There is an opportunity for someone who does computer work with relish to improve on the computer simulation above. The most pressing issue is the unstable baseline, which casts a shadow over any results and over reproducibility. The issue might be addressed by diligent search for some combination of parameters that does give a stable baseline, by reducing the stochastic chatter by reducing the number of random variables, by increasing the number of elements involved to improve the statistics or by some combination. This last has been a little problematic since the program as rendered already pushes the limits of the number of sites a 32 digit operating system can address; a 64 digit operating system should be ample if sufficient RAM can be included. Once the baseline issue is laid to rest, it should be possible to enunciate the general principles whereby the results are predictable. And then it should be possible to address the most embarrassing problem with the computer simulation:
The inference of all of this is that in the wild populations are seldom limited by the carrying power of the environment but in general by limited fertility because of factors internal to the individuals. Yet the simulations simulate populations – captive, wild or human – by imposing a maximum population size, effectively a rigid limit to environmental carrying power. This might no longer be a problem once the first problem is fixed. On the other hand, in the present form of the program fertility drops roughly linearly with kinship. That might not be the case in reality. Indeed there is a hint to the contrary; the Sibly curve is after all a curve.
Furthermore a team led by Ann Goodman looked at Swedish data that included what happened when a person became rich. The rich proved quite successful in transferring their socioeconomic states to their descendants, but they had fewer children than a matched population that was not rich (15). This is consistent with the notion that rich people invest more in their children and have fewer children but more grandchildren. As it turned out the number of grandchildren was reduced also. Reasoning from the Sibly curve alone, one might predict that rich people have a broader social horizon than poor, are less likely to marry near kin, and that would account for the difference in the number of children and grandchildren. If we accept that logic and then look at the number of great grandchildren, there is a reduction that is greater than the reduction in children and grandchildren combined. This is little enough to go on, but it is at least a hint that the infertility of reduced kinship increases more than linearly. That could be taken into account with the appropriate computer program.

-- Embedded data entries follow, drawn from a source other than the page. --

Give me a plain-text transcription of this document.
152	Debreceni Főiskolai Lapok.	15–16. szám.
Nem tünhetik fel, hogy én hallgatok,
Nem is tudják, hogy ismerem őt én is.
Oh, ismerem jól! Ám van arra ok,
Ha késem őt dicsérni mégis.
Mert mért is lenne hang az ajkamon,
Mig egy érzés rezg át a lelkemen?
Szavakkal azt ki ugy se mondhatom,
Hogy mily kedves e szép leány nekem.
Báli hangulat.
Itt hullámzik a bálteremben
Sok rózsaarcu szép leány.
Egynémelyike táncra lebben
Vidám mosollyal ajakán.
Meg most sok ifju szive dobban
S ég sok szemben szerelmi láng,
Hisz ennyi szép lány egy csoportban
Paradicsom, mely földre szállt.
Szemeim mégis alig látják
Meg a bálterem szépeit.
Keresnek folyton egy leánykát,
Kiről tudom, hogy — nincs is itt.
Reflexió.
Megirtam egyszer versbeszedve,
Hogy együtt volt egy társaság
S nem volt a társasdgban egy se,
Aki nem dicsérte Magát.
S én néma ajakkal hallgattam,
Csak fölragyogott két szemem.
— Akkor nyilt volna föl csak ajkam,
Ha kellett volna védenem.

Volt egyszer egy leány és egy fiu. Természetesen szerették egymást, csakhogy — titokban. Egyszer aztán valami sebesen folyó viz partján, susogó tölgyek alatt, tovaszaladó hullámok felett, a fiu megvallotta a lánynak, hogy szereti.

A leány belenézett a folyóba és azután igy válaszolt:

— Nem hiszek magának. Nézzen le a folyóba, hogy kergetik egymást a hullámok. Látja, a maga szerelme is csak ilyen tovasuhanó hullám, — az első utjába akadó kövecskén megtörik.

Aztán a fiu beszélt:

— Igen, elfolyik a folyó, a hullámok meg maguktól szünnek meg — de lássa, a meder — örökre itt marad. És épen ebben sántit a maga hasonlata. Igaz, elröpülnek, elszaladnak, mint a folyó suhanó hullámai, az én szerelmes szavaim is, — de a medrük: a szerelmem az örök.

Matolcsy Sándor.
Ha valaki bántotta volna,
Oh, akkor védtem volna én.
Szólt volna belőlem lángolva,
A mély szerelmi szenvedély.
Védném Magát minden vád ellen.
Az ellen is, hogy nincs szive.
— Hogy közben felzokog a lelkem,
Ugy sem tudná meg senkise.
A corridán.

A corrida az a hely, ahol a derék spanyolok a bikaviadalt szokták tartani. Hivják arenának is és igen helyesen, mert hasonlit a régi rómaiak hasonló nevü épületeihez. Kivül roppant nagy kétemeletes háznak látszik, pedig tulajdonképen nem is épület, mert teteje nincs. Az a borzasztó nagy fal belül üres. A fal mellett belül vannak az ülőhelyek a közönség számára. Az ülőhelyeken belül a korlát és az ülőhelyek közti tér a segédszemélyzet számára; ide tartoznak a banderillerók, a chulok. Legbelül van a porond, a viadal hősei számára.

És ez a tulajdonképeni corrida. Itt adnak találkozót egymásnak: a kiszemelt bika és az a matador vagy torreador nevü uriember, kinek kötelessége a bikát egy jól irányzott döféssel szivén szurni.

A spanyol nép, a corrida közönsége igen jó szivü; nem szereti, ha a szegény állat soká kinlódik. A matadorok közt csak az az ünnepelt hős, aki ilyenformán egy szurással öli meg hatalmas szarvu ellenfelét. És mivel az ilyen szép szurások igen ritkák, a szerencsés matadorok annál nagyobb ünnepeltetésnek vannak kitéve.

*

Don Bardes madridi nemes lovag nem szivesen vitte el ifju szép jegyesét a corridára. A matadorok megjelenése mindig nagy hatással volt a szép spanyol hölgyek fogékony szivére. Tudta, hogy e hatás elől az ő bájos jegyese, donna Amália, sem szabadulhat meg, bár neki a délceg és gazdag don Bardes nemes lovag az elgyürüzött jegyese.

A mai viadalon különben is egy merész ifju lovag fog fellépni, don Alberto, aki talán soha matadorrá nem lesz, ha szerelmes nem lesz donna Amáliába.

Replicating the experiment would of course be highly desirable, but problematic as it involved an hour or two a day for years. It would be easier to do the experiment in bottles or vials than in a cumbersome cage. In fact I ran a sort of pilot experiment along side of the cage, with three bottles as the control transferring four males and four females into new bottle each four weeks and three bottles with the same dilutions as the cage, only about a month earlier. (Counts were difficult, so I counted the flies by tens. This is what I found on day 28 during the four months they received a four percent solution. (table 2)
Three problems arise. Sometimes bacterial biofilm would invade a bottle. Although frequently the fly population so insulted would survive, presumably because the larvae ate the biofilm, it seemed clear that the bacteria were throwing the counts off, so I exclude them. Once a population in a bottle simply died; this was rare and happened with no biofilm seen. While the fertility in the cage seems to be going up, the fertility in the bottles is going down. I suspect that the flies in the cage adopted a mating strategy different from the one foisted on them by me under the microscope.
A final challenge is to find out at exactly what sites on the DNA the methylation patterns critical to fertility lie. I cannot be of much help, but after years of jousting with the program my impression is that the sites will all be bunched up on one or two chromosomes.